Monday, March 19, 2012

need short term solution - long term solution on hold

hello everyone,
i've been trying to set up a long term solution replicating data from
our production database into our development and staging environments.
from what i've seen, the simplest way to do this is to restore from
back up. unfortunately the production devices are on a remote network,
and i'm still trying to setup the necessary vpn connectivity between
them to do this restore-from-backup replication method.

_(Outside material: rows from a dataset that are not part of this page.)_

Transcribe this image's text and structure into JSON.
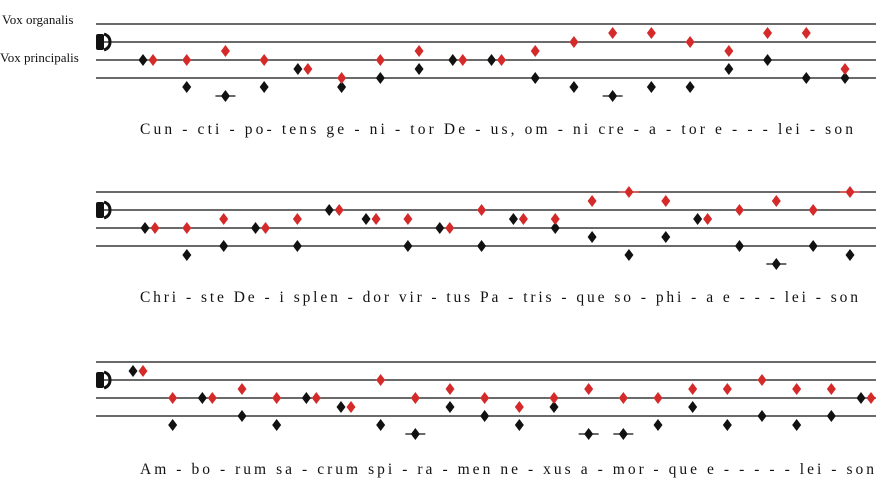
{
  "labels": {
    "organalis": "Vox organalis",
    "principalis": "Vox principalis"
  },
  "colors": {
    "vox_organalis": "#d42a2a",
    "vox_principalis": "#111111",
    "staff": "#111111"
  },
  "icons": {
    "clef": "c-clef-icon",
    "neume": "diamond-neume-icon"
  },
  "systems": [
    {
      "syllables": [
        "Cun",
        "-",
        "cti",
        "-",
        "po-",
        "tens",
        "ge",
        "-",
        "ni",
        "-",
        "tor",
        "De",
        "-",
        "us,",
        "om",
        "-",
        "ni",
        "cre",
        "-",
        "a",
        "-",
        "tor",
        "e",
        "-",
        "-",
        "-",
        "lei",
        "-",
        "son"
      ],
      "principalis": [
        4,
        4,
        5,
        4,
        3,
        2,
        4,
        5,
        4,
        4,
        5,
        6,
        7,
        7,
        6,
        5,
        7,
        7,
        3
      ],
      "organalis": [
        4,
        1,
        0,
        1,
        3,
        1,
        2,
        3,
        4,
        4,
        2,
        1,
        0,
        1,
        1,
        3,
        4,
        2,
        2
      ]
    },
    {
      "syllables": [
        "Chri",
        "-",
        "ste",
        "De",
        "-",
        "i",
        "splen",
        "-",
        "dor",
        "vir",
        "-",
        "tus",
        "Pa",
        "-",
        "tris",
        "-",
        "que",
        "so",
        "-",
        "phi",
        "-",
        "a",
        "e",
        "-",
        "-",
        "-",
        "lei",
        "-",
        "son"
      ],
      "principalis": [
        4,
        4,
        5,
        4,
        5,
        6,
        5,
        5,
        4,
        6,
        5,
        5,
        7,
        8,
        7,
        5,
        6,
        7,
        6,
        8
      ],
      "organalis": [
        4,
        1,
        2,
        4,
        2,
        6,
        5,
        2,
        4,
        2,
        5,
        4,
        3,
        1,
        3,
        5,
        2,
        0,
        2,
        1
      ]
    },
    {
      "syllables": [
        "Am",
        "-",
        "bo",
        "-",
        "rum",
        "sa",
        "-",
        "crum",
        "spi",
        "-",
        "ra",
        "-",
        "men",
        "ne",
        "-",
        "xus",
        "a",
        "-",
        "mor",
        "-",
        "que",
        "e",
        "-",
        "-",
        "-",
        "-",
        "-",
        "lei",
        "-",
        "son"
      ],
      "principalis": [
        7,
        4,
        4,
        5,
        4,
        4,
        3,
        6,
        4,
        5,
        4,
        3,
        4,
        5,
        4,
        4,
        5,
        5,
        6,
        5,
        5,
        4
      ],
      "organalis": [
        7,
        1,
        4,
        2,
        1,
        4,
        3,
        1,
        0,
        3,
        2,
        1,
        3,
        0,
        0,
        1,
        3,
        1,
        2,
        1,
        2,
        4
      ]
    }
  ]
}
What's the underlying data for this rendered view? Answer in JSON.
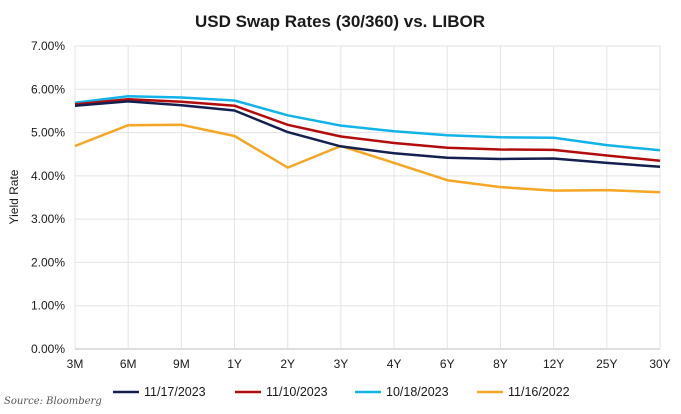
{
  "chart_data": {
    "type": "line",
    "title": "USD Swap Rates (30/360) vs. LIBOR",
    "ylabel": "Yield Rate",
    "xlabel": "",
    "categories": [
      "3M",
      "6M",
      "9M",
      "1Y",
      "2Y",
      "3Y",
      "4Y",
      "6Y",
      "8Y",
      "12Y",
      "25Y",
      "30Y"
    ],
    "ylim": [
      0,
      7
    ],
    "yticks": [
      "0.00%",
      "1.00%",
      "2.00%",
      "3.00%",
      "4.00%",
      "5.00%",
      "6.00%",
      "7.00%"
    ],
    "grid": true,
    "legend_position": "bottom",
    "series": [
      {
        "name": "11/17/2023",
        "color": "#14204f",
        "values": [
          5.62,
          5.72,
          5.63,
          5.51,
          5.01,
          4.68,
          4.52,
          4.42,
          4.39,
          4.4,
          4.3,
          4.21
        ]
      },
      {
        "name": "11/10/2023",
        "color": "#b30c0c",
        "values": [
          5.65,
          5.77,
          5.71,
          5.62,
          5.18,
          4.91,
          4.76,
          4.65,
          4.61,
          4.6,
          4.47,
          4.35
        ]
      },
      {
        "name": "10/18/2023",
        "color": "#12b3e8",
        "values": [
          5.69,
          5.84,
          5.81,
          5.74,
          5.4,
          5.16,
          5.03,
          4.94,
          4.89,
          4.88,
          4.71,
          4.59
        ]
      },
      {
        "name": "11/16/2022",
        "color": "#f5a623",
        "values": [
          4.69,
          5.17,
          5.18,
          4.92,
          4.19,
          4.69,
          4.3,
          3.9,
          3.74,
          3.66,
          3.67,
          3.62
        ]
      }
    ]
  },
  "source": "Source: Bloomberg"
}
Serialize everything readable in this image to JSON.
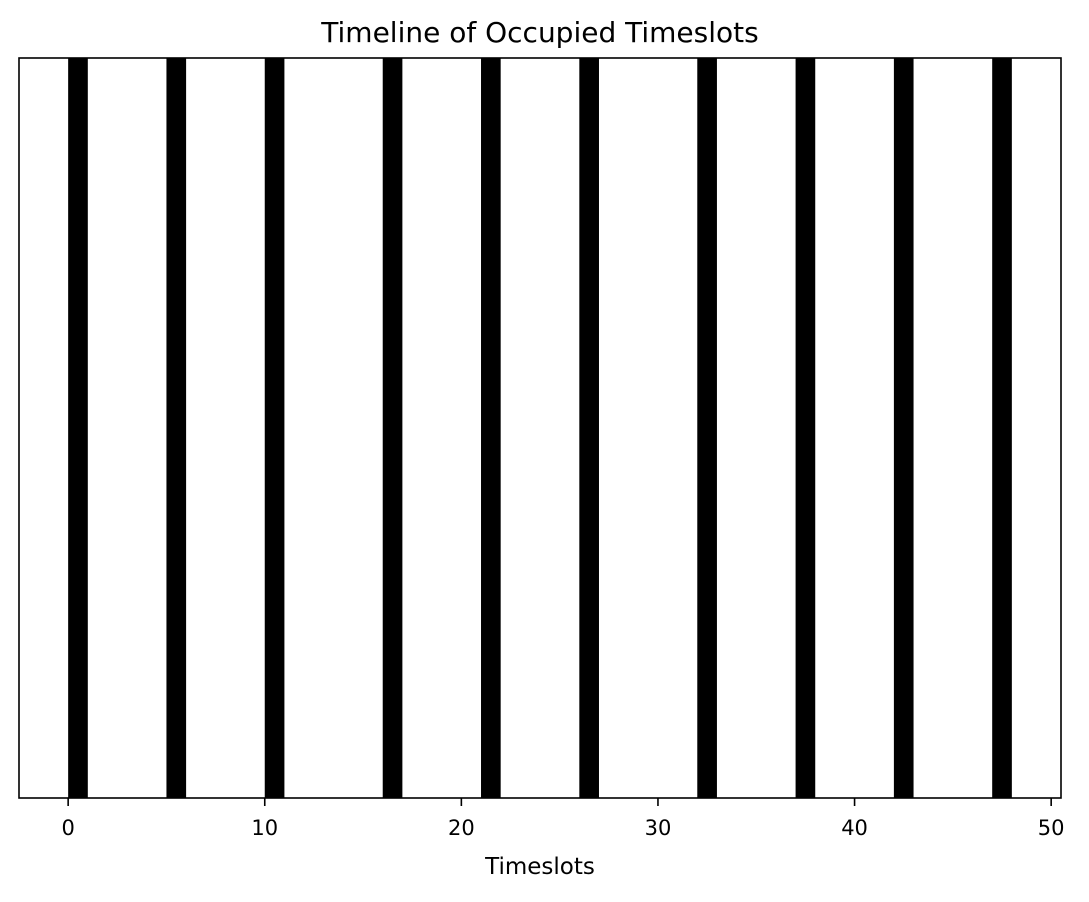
{
  "chart_data": {
    "type": "bar",
    "title": "Timeline of Occupied Timeslots",
    "xlabel": "Timeslots",
    "ylabel": "",
    "occupied_timeslots": [
      0,
      5,
      10,
      16,
      21,
      26,
      32,
      37,
      42,
      47
    ],
    "bar_width": 1,
    "xlim": [
      -2.5,
      50.5
    ],
    "ylim": [
      0,
      1
    ],
    "xticks": [
      0,
      10,
      20,
      30,
      40,
      50
    ],
    "yticks_visible": false,
    "grid": false,
    "legend": "none",
    "bar_color": "#000000"
  }
}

in the mean time however, i do need some production data in the local
environments. the two instances can communicate on port 1433 just fine,
so what method would you guys recommend for getting a whole database
copied over to another server? the only real requirement is no downtime
on the production server. also, the server is currently spiking up to
about 25% max cpu, if possible i'd like a solution that doesn't bring
it to its knees.
don't want to merge data or transform anything. just want the entire
database (tables, procedures, keys, constraints, data) copied from one
server to another.
thanks for any suggestions,
jason
Jason,
as you want the entire database, presumably on a regular basis and taking
account of changes to all objects, there's no easy solution to this using
replication. EG replication won't take all the objects in a database -
several parts of the database catalog are not replicated. So, typically
log-shipping is used to solve this issue. This could be set up manually or
using the wizards. In the absence of a VPN the files could be transferred
using FTP and then moved and restored
Cheers,
Paul Ibison SQL Server MVP, www.replicationanswers.com
(recommended sql server 2000 replication book:
http://www.nwsu.com/0974973602p.html)
|||actually, i don't need it on a regular basis. for now i just need a
single image, which doesn't even have to be transactionally-up-to-date.
just something from the past "short while" would be adequate, and it
could be one-time only.
does that open up any easier possibilities?
|||In that case I'd zip up the backup, FTP it, unzip and restore.